4. En premier lieu, aux termes de l'article L. 213-11-1 inséré dans le code de l'urbanisme par la loi du 24 mars 2014 pour l'accès au logement et un urbanisme rénové : " Lorsque, après que le transfert de propriété a été effectué, la décision de préemption est annulée ou déclarée illégale par la juridiction administrative, le titulaire du droit de préemption propose aux anciens propriétaires ou à leurs ayants cause universels ou à titre universel l'acquisition du bien en priorité. / Le prix proposé vise à rétablir, sans enrichissement injustifié de l'une des parties, les conditions de la transaction à laquelle l'exercice du droit de préemption a fait obstacle. A défaut d'accord amiable, le prix est fixé par la juridiction compétente en matière d'expropriation, conformément aux règles mentionnées à l'article L. 213-4. / A défaut d'acceptation dans le délai de trois mois à compter de la notification de la décision juridictionnelle devenue définitive, les anciens propriétaires ou leurs ayants cause universels ou à titre universel sont réputés avoir renoncé à l'acquisition. / Dans le cas où les anciens propriétaires ou leurs ayants cause universels ou à titre universel ont renoncé expressément ou tacitement à l'acquisition dans les conditions mentionnées aux trois premiers alinéas du présent article, le titulaire du droit de préemption propose également l'acquisition à la personne qui avait l'intention d'acquérir le bien, lorsque son nom était inscrit dans la déclaration mentionnée à l'article L. 213-2 ". Il résulte de ces dispositions que, s'il appartient au juge administratif, saisi de conclusions en ce sens par l'ancien propriétaire ou l'acquéreur évincé, d'exercer les pouvoirs qu'il tient des articles L. 911-1 et suivants du code de justice administrative afin d'ordonner, le cas échéant sous astreinte, les mesures qu'implique l'annulation, par le juge de l'excès de pouvoir, de la décision de préemption, il appartient au juge judiciaire, en cas de désaccord sur le prix auquel l'acquisition du bien doit être proposée, de fixer ce prix. Ces dispositions se sont appliquées immédiatement, s'agissant de la compétence du juge de l'expropriation, aux litiges en cours devant le juge de l'exécution lorsque le prix d'acquisition du bien n'avait pas encore été fixé par une décision juridictionnelle, quelle que soit la date du jugement dont l'exécution était poursuivie.
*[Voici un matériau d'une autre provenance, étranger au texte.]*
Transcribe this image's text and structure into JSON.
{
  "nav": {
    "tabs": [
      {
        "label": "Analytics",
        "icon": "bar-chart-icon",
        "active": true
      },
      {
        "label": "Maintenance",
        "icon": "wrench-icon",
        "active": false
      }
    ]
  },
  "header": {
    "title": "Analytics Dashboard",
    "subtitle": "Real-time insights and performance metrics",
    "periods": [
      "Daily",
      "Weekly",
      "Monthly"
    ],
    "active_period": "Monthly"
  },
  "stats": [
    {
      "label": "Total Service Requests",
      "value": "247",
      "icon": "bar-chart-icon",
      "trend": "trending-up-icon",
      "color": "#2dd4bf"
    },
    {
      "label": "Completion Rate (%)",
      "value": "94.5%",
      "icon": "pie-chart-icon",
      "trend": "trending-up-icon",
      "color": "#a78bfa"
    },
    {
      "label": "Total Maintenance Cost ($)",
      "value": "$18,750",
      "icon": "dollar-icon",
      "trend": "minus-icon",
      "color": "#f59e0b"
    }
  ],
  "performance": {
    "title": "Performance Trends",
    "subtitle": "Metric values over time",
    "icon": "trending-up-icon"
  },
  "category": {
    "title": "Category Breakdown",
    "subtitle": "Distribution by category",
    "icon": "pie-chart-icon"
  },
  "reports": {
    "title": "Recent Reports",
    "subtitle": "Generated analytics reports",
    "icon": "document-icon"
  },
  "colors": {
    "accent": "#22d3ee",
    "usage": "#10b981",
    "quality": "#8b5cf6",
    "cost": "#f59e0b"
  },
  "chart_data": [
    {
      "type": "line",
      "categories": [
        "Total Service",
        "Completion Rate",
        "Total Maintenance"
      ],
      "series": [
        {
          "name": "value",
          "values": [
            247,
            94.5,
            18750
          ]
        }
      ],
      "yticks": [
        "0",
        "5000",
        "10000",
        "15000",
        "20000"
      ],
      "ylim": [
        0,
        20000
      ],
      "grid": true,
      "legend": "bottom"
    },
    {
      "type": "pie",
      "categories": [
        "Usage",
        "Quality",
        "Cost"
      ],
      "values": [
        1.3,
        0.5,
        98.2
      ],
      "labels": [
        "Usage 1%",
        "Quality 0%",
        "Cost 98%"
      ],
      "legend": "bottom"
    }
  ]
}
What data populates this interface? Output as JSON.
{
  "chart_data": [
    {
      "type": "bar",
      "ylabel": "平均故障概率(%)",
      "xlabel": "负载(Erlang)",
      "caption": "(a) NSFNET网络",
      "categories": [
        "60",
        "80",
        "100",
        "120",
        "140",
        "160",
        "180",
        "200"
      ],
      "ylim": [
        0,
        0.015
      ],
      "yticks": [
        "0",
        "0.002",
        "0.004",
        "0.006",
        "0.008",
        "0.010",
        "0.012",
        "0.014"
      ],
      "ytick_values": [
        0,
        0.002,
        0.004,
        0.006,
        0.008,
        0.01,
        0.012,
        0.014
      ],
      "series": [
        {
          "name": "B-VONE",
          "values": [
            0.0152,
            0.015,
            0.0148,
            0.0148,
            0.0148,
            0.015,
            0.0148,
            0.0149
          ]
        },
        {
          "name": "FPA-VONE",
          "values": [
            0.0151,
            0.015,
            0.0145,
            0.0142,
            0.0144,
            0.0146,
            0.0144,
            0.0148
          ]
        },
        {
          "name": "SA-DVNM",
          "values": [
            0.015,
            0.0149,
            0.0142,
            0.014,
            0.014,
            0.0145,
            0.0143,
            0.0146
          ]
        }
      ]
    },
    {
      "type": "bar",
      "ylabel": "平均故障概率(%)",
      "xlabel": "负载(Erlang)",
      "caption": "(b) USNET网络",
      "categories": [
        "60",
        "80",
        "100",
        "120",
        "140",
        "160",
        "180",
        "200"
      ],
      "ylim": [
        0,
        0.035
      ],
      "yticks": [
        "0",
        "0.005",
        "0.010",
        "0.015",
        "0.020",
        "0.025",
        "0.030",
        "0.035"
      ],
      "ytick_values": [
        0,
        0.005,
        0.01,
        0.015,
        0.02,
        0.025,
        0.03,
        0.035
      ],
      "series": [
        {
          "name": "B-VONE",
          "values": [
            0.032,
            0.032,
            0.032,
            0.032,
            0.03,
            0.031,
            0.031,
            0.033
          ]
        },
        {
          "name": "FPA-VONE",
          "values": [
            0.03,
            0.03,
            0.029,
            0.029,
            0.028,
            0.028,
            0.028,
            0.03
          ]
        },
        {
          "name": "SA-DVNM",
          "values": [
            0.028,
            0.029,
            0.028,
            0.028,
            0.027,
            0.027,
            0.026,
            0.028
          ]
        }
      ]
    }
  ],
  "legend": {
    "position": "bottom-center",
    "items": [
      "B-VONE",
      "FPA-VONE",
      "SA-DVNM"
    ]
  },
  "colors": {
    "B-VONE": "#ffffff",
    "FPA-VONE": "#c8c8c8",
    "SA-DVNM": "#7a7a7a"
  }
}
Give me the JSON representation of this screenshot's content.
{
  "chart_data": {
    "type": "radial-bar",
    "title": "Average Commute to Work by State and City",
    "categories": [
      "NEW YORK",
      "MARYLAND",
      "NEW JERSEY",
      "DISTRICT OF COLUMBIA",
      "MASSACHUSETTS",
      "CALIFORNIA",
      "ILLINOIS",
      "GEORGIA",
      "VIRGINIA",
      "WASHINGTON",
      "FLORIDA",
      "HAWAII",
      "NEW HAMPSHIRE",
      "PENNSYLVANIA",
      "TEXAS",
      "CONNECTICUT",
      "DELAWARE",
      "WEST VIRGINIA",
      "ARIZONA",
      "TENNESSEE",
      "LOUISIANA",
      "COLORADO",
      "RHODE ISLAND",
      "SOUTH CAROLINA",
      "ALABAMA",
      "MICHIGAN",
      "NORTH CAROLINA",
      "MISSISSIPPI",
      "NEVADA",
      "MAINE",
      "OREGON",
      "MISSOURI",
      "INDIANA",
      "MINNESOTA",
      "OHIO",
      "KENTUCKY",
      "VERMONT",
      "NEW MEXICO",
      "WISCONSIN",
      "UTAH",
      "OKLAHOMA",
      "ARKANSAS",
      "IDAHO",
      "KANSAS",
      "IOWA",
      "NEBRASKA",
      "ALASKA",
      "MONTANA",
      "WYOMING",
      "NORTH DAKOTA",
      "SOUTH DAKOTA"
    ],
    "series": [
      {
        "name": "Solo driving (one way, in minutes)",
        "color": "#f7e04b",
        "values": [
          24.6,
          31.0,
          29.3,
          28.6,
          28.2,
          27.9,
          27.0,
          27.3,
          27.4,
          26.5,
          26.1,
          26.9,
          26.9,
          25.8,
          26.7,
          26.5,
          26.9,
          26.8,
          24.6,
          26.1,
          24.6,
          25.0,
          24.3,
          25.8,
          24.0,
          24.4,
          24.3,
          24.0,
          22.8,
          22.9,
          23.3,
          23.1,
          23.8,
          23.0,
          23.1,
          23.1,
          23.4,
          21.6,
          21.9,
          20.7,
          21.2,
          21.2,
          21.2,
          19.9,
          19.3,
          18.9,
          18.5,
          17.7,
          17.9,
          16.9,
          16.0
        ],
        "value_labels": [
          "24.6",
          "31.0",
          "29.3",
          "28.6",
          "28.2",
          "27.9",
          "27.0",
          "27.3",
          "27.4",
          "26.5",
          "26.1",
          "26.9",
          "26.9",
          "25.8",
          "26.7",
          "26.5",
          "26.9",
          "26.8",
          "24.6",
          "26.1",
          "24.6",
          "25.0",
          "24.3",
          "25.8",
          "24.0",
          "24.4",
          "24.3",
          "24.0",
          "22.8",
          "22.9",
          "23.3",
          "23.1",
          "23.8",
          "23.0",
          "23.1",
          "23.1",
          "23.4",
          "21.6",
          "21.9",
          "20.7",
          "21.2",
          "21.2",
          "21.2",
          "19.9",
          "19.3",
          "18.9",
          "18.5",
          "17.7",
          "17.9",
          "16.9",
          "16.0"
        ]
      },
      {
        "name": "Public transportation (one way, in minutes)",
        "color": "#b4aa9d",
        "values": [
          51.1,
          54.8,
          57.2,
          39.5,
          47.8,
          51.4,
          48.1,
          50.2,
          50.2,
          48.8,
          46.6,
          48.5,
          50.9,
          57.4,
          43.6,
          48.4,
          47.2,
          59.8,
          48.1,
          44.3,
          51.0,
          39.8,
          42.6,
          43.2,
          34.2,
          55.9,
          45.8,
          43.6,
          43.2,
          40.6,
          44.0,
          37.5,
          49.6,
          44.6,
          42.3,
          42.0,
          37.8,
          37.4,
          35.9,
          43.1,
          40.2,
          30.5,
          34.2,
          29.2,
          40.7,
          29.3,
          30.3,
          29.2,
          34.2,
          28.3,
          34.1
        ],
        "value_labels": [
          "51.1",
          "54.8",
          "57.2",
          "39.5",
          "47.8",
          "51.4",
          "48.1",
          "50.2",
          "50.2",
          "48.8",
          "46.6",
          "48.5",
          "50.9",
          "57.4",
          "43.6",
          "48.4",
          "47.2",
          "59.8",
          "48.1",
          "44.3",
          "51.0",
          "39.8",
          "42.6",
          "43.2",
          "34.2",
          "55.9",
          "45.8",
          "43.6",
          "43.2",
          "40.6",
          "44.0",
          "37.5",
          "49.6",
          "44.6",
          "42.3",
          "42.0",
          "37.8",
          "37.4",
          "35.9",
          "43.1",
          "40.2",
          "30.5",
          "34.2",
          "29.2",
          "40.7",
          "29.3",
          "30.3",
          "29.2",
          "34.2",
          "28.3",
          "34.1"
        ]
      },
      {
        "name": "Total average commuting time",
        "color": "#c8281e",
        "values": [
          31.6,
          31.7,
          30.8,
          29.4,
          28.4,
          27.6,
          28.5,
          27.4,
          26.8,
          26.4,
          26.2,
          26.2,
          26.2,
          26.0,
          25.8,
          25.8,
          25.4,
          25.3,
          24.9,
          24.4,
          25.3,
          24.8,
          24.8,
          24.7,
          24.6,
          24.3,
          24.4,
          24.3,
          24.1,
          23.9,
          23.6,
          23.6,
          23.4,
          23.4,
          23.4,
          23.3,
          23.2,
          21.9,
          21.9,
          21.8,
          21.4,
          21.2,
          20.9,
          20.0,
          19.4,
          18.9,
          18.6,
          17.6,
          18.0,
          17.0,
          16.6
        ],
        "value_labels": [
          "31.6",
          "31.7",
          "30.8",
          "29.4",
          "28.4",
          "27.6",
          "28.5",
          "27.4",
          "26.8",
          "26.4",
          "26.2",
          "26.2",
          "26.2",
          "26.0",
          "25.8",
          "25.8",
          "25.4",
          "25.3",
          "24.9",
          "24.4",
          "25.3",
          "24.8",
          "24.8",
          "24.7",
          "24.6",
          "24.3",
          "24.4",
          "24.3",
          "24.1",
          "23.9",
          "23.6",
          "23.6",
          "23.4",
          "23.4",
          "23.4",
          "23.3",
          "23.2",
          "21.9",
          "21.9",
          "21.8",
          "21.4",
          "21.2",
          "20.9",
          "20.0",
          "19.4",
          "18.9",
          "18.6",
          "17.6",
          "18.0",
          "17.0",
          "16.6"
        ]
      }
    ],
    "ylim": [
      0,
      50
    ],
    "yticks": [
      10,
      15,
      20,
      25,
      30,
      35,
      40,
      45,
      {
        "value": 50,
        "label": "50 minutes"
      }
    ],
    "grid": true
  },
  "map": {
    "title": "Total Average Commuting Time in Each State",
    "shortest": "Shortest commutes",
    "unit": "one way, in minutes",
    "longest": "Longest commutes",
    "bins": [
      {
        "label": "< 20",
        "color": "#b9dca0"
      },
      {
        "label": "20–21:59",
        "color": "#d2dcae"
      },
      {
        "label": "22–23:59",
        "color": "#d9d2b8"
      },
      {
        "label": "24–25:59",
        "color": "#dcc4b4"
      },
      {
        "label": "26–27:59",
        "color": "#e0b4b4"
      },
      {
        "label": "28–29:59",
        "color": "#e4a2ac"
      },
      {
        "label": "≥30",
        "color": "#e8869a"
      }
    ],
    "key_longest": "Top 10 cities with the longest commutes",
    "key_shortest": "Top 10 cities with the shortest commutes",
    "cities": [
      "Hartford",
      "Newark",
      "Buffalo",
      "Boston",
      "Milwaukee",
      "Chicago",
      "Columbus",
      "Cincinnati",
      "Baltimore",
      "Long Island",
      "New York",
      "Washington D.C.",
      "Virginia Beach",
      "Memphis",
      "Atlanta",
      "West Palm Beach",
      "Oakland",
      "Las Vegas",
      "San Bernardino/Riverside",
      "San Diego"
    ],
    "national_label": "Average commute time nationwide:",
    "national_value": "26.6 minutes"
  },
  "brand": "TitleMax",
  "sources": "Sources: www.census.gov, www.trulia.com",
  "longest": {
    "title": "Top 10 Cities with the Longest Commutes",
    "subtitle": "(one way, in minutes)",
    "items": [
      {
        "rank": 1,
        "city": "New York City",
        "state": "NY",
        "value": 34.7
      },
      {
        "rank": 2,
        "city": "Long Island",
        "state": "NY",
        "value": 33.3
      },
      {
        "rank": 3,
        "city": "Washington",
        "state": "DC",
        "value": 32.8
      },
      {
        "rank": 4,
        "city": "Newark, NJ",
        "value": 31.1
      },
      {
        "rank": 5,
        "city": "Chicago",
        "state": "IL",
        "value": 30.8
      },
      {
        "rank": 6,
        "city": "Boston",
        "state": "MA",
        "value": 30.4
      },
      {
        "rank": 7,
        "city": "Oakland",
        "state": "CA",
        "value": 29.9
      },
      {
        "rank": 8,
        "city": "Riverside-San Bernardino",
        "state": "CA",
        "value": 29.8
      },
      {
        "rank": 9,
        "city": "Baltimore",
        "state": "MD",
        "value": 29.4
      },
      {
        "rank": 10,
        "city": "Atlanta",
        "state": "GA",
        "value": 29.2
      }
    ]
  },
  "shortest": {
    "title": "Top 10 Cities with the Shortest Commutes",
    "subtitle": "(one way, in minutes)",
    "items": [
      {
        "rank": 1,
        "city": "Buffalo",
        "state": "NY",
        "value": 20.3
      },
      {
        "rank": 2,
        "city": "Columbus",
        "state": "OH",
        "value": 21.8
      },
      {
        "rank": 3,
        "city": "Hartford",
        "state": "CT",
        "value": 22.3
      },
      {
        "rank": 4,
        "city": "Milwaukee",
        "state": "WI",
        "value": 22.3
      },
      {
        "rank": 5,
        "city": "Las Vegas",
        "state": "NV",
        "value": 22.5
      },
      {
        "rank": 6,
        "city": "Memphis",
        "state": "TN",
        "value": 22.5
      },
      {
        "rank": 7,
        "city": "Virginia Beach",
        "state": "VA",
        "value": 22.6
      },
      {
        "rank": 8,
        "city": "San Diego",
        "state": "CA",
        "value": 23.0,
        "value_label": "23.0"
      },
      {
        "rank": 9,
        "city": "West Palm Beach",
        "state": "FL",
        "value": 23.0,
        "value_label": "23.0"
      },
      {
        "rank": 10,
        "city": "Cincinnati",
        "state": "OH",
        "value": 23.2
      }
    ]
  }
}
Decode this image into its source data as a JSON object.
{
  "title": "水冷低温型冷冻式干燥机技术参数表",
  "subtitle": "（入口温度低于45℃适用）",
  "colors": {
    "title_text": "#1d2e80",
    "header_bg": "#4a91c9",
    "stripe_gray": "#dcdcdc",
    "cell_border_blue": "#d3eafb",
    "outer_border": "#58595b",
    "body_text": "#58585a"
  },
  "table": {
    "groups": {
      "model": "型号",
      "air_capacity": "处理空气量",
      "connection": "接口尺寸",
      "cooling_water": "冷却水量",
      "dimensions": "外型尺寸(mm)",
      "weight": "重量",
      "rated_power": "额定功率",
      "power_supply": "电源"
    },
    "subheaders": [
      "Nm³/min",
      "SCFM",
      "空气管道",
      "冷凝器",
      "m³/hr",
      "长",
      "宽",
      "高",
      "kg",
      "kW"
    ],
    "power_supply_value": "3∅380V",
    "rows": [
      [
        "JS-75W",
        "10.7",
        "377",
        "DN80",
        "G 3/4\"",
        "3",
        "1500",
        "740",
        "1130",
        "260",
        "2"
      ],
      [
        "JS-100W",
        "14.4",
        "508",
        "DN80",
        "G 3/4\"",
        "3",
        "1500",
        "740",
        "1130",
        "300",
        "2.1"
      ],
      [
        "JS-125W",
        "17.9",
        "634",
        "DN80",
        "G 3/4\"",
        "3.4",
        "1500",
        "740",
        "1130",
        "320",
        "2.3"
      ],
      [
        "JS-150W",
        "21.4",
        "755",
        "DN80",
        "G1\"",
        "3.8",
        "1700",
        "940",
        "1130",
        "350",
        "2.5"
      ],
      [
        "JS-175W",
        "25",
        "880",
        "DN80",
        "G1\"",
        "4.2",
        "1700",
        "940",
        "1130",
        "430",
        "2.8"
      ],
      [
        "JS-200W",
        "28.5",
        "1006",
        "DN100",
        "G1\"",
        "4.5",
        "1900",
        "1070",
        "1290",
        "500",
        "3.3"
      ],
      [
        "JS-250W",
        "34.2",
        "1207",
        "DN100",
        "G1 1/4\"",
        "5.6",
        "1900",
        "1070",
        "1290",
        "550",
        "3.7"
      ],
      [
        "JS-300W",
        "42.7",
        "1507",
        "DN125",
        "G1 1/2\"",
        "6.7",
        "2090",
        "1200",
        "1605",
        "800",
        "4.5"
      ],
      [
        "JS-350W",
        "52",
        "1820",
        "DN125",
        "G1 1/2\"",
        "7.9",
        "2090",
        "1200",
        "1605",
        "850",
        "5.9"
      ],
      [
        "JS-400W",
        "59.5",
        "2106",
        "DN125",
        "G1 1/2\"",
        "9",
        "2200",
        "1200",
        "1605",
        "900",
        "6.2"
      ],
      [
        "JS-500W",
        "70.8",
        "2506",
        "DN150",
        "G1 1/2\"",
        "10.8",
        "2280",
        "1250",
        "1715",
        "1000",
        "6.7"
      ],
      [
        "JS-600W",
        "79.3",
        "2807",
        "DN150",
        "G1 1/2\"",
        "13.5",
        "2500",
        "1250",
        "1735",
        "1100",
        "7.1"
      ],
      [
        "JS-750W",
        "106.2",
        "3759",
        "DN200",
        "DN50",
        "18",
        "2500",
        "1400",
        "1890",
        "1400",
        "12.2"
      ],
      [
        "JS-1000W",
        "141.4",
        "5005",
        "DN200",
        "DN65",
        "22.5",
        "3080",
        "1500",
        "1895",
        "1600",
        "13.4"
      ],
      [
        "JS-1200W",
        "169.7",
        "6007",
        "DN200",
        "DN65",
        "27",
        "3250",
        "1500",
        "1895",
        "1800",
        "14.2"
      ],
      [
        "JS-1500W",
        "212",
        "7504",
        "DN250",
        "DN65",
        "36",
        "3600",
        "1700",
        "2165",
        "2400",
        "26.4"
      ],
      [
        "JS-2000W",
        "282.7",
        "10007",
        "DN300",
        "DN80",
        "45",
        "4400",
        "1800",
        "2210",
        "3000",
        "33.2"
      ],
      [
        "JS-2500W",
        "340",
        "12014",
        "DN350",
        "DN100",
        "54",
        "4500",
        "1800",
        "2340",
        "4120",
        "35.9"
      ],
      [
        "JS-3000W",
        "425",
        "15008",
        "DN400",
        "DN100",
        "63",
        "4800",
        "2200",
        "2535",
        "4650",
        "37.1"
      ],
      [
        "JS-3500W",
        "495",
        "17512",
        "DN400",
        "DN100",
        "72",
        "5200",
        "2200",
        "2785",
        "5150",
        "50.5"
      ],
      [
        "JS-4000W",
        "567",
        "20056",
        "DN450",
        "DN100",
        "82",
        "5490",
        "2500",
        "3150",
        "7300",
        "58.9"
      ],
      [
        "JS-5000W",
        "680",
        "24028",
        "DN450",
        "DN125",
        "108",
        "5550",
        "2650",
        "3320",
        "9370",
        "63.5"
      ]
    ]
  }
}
5. Il ressort des pièces du dossier soumis aux juges du fond que, ainsi que l'a relevé la cour administrative d'appel de Marseille, par courriers des 23 juin et 28 juillet 2016, le conseil de la commune, puis l'adjoint délégué à l'urbanisme, ont adressé, respectivement au conseil de la SCI J.T. et au gérant de cette dernière, une proposition de rétrocession du bien préempté pour un montant de 2 215 000 euros, au prix de 6 400 000 euros, tenant notamment compte, selon la commune, de la valeur ajoutée procurée par les travaux de sécurisation et de démolition qu'elle avait entre-temps exécutés. Par courrier du 7 septembre 2016, la SCI J.T. a décliné cette offre, en considérant que la commune devait lui rétrocéder ce bien au prix de la déclaration d'intention d'aliéner et lui verser la somme de 37 000 000 euros, tenant compte du coût des travaux de remise en état du bien et des travaux de reconstruction des locaux démolis qu'elle estimait nécessaires. La commune a alors saisi, le 14 novembre 2016, le juge de l'expropriation afin qu'il fixe ce prix, conformément aux dispositions précitées de l'article L. 213-11-1 du code de l'urbanisme.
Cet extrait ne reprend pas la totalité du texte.